Noch ein genetischer Trick lässt manche grosse Tiere lange leben. Das hat man aus Genen langlebiger Tierarten wie Grönlandwale oder Galapagos-Schildkröten gelesen. Nehmen wir als Beispiel fantastischer Langlebigkeit den Elefanten. Grosse Tiere haben logischerweise viel mehr Körperzellen als kleine. Mit dem Älterwerden steigt die Zahl der Mutationen in den Zellen und damit auch die Krebsgefahr. In Elefanten ist diese Gefahr elefantös. Was hat die Evolution also getan? Das grossartige Tumor-Suppressor-Gen, das auch bei uns die Zellteilungen verlangsamt und den Reparaturenzymen mehr Zeit gibt, ihre lebenswichtige Arbeit zu tun: Von diesem Gen gibt es in jeder Elefantenzelle nicht nur eine, sondern über 20 Kopien.
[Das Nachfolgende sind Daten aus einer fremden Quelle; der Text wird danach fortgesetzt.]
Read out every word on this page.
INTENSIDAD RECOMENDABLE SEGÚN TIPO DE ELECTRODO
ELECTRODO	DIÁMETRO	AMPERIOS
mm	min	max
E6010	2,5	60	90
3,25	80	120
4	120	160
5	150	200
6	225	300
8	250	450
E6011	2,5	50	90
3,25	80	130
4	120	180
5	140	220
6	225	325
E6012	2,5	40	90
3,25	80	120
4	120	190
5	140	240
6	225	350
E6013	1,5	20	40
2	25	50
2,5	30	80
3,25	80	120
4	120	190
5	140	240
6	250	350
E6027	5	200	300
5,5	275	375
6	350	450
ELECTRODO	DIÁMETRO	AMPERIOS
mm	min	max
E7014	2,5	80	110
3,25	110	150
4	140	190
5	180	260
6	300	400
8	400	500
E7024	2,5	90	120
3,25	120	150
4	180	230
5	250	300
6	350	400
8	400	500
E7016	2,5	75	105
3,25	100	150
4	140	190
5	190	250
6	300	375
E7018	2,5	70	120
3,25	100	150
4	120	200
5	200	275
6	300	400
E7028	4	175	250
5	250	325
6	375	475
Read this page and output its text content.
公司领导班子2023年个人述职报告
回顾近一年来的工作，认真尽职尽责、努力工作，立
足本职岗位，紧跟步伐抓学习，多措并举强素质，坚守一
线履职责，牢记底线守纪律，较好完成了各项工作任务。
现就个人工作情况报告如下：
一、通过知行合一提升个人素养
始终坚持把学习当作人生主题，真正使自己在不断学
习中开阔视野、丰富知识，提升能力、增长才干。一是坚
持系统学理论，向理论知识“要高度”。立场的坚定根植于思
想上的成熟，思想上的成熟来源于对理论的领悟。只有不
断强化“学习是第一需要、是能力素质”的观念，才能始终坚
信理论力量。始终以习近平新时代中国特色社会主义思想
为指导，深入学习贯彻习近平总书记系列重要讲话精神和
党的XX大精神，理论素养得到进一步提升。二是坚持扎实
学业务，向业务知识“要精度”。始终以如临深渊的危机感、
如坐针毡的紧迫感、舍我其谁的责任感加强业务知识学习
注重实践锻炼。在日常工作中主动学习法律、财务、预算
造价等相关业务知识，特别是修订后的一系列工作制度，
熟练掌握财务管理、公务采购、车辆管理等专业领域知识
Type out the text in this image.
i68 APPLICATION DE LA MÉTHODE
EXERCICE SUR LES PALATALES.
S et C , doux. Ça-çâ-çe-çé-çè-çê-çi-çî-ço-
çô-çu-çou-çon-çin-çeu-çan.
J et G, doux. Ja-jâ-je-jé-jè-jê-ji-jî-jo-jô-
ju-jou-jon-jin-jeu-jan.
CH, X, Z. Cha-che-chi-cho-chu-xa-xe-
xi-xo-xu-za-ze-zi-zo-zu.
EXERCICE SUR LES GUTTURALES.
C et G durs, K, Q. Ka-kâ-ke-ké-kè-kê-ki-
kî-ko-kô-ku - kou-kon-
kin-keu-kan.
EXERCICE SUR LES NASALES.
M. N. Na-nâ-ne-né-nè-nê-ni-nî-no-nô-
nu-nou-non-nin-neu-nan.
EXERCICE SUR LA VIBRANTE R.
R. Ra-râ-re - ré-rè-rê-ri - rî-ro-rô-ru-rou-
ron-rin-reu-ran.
Die Krebsgefahr ist weitgehend gebannt. Die gute Botschaft für uns: Wer kontrolliert isst, das heisst wenig, gemüsebasiert und nur zweimal am Tag, kann ähnliche Effekte in seinen Zellen bewirken.

Summa summarum?

Über 100 werden, und das möglichst gesund, dazu braucht es einiges: konsequent gesunden Lebensstil, hervorragende medizinische Versorgung, geniale Lebensbedingungen wie bei uns – UND «gute Gene».